The library board wants to investigate self-service kiosks in more detail. They want to be sure that the kiosks will enforce these two rules: (i) a patron may not have more than 10 items checked out at any time, and (ii) patrons may not check out any materials if they owe $5 or more in fines. The required must be used for this assignment and is not optional. It has been designed so that papers are logically organized and includes prompts for all required information for the assignment. Assignments submitted not using this template will be returned ungraded and must be resubmitted using the template. Late penalties on improperly submitted papers will apply in accordance with the published late policy. Your document must follow these formatting requirements: The specific Course Learning Outcomes associated with this assignment are: Grading for this assignment will be based on answer quality, logic/organization of the paper, and language and writing skills. Purchase the answer to view it Purchase the answer to view it

Investigating the feasibility of implementing self-service kiosks in libraries requires careful consideration of various factors. In this case, the library board wants to ensure that the kiosks enforce two specific rules: (i) patrons cannot have more than 10 items checked out at any time and (ii) patrons cannot check out any materials if they owe $5 or more in fines. To address these requirements, a thorough analysis of the kiosk system’s capabilities and potential limitations is necessary.

One key aspect to examine is the kiosk’s ability to enforce the first rule regarding the maximum number of checked-out items. This rule aims to prevent patrons from overburdening themselves with too many materials, potentially leading to delays in returning or renewing items. The kiosk system should have a mechanism in place to track and control the number of items checked out by each patron. This could involve storing relevant information, such as the patron’s identification number and the number of items currently checked out, in a database. Whenever a patron attempts to check out a new item, the kiosk should verify their current number of checked-out items against the maximum limit of 10. If the limit is exceeded, the kiosk should display an error message and prevent the transaction from proceeding.

The second rule pertains to the enforcement of fines owed by patrons. This rule aims to ensure that patrons do not accumulate excessive fines, which could hinder their access to library materials.
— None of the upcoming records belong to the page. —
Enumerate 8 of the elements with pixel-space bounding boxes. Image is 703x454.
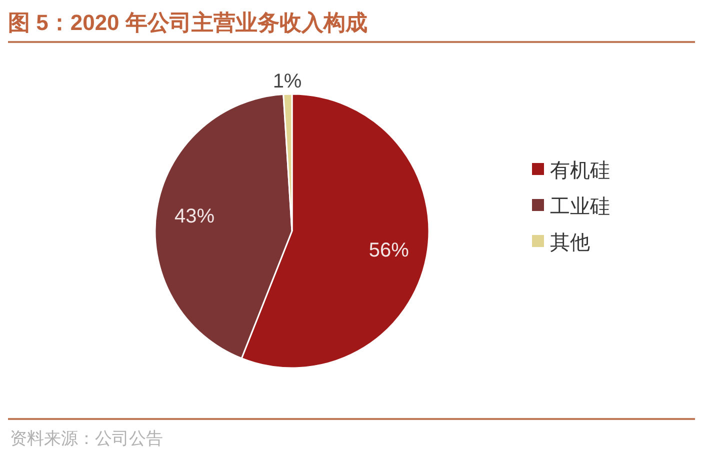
data-label: 1% — [272, 70, 302, 92]
legend-label: 其他 — [550, 232, 590, 254]
data-label: 43% — [174, 206, 215, 228]
legend-label: 有机硅 — [550, 160, 610, 182]
data-label: 56% — [368, 239, 410, 262]
chart-title: 图 5：2020 年公司主营业务收入构成 — [8, 10, 368, 35]
text: 资料来源：公司公告 — [10, 429, 163, 448]
legend-label: 工业硅 — [550, 196, 610, 218]
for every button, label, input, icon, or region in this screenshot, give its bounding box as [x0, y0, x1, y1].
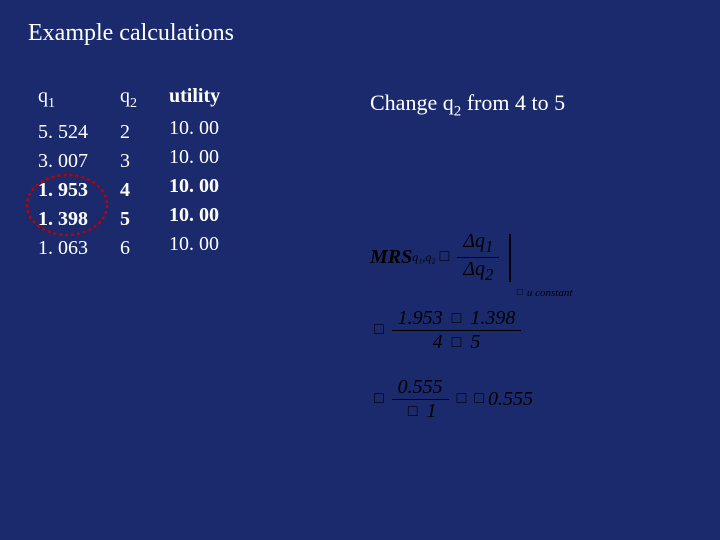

The kiosk system must be capable of retrieving and displaying the amount of fines owed by each patron when they attempt to check out items. This requires integration with the library’s fine management system. If a patron has fines of $5 or more, the kiosk should display a message alerting the patron to their outstanding balance and prevent them from checking out additional materials until the fines are paid. It is also important for the kiosk system to accurately update the fine balance once the patron clears their debts.

To successfully enforce these rules, the kiosk system must be equipped with secure authentication mechanisms to identify patrons. This can be achieved through the use of library cards, barcodes, or biometric systems. Patron identification is crucial for tracking their borrowing history, fines, and adherence to the rules. Additionally, the system must have appropriate authorization levels to distinguish between library staff and patrons, ensuring that only staff members can perform administrative tasks like modifying the rules or accessing sensitive data.

The kiosk system should also be capable of generating reports and notifications to alert library staff of any violations or irregularities. For example, if a patron frequently surpasses the maximum number of checked-out items, the system could send an automated email to the staff, prompting them to follow up with the patron and address the issue. Similarly, if a patron attempts to check out items despite owing fines, the system could generate an on-screen alert and send a notification to the library staff.

In conclusion, the implementation of self-service kiosks in libraries requires careful attention to enforcing certain rules, such as limiting the number of checked-out items and managing fines. The kiosk system must possess the necessary capabilities to track and enforce these rules, including robust patron identification, fine management integration, and user-friendly interfaces for both staff and patrons. Additionally, the system should have mechanisms in place for generating reports and notifications to facilitate effective library management.